Bored islands garrison wins Vietnam army's communist quiz
HANOI - Bored soldiers serving on the unhabited islets and reefs of the disputed Spratly islands have scooped top prize in the
Vietnamese army's quiz for knowledge of revolutionary history, the official media reported Saturday.
The young conscripts saw off competition from 176,897 other entries to secure winnings of more than 1,000 dollars, four times
the average annual income here.
The servicemen were flown in from the remote South China Sea archipelago to receive their reward from communist party chief
Le Kha Phieu at a ceremony in the capital Friday.
The quiz was launched by the General Politics Department of the Vietnam People's Army between March and September as
part of its traditional propaganda work in the forces.
For all of the five countries who maintain garrisons in the disputed archipelago, sustaining morale among conscripts required to
serve on tiny islands, many of them no bigger than a football pitch, has proved a problem.
In June Vietnam announced that had it had provided television sets and video recorders to all of its garrisons in the archipelago
and set up broadcasting stations on five of the larger islands under its control.
Libraries have been established on the bigger islands while smaller islets receive regular supplies of books, and young people
are regularly flown in from the mainland for "cultural exchange activities," the official VNA news agency said.

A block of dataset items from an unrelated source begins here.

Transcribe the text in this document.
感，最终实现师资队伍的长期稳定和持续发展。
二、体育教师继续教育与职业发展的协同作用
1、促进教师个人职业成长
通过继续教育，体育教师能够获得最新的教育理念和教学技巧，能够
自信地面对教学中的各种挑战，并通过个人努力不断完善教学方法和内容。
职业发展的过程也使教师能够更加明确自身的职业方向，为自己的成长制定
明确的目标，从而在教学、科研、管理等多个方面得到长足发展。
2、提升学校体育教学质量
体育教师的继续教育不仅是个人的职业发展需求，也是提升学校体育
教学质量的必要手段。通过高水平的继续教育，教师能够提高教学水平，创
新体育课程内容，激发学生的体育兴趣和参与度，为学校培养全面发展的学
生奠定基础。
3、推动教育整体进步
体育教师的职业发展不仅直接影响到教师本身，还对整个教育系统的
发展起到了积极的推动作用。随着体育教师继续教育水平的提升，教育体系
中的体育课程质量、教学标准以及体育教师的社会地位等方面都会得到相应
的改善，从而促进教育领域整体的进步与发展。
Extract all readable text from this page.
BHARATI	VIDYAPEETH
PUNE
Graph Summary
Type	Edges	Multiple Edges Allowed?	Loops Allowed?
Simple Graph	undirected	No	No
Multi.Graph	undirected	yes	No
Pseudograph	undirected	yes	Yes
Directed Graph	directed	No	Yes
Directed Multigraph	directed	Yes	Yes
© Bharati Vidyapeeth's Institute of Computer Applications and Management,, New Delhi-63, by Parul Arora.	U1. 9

"Island soldiers also engage in planting vegetables and raising domestic animals to add more nutrition to their daily meals ... As a
result 98 percent of island soldiers are regularly classified as being in good health," it added.
The archipelago's reefs and shoals have a land area of just 10 square kilometres spread over nearly 180,000 square kilometres
of sea.
According to a 1996 paper setting out Hanoi's territorial claim, Vietnam controls 20 of the islets, the Philippines eight, China
six, Malaysia three and Taiwan one.
Brunei also lays claim to part of the archipelago which is hotly contested because of its strategic position on the trade route
between northeast Asia, the Middle East and Europe, and the oil reserves which are believed to lie beneath the seas around it.
Talks between the Association of South East Asian Nations and China on a proposed code of conduct for the disputed area
have so far borne no fruit.
There have been no armed clashes on the islands since the late 1980s.
Agence France Presse - November 4, 2000.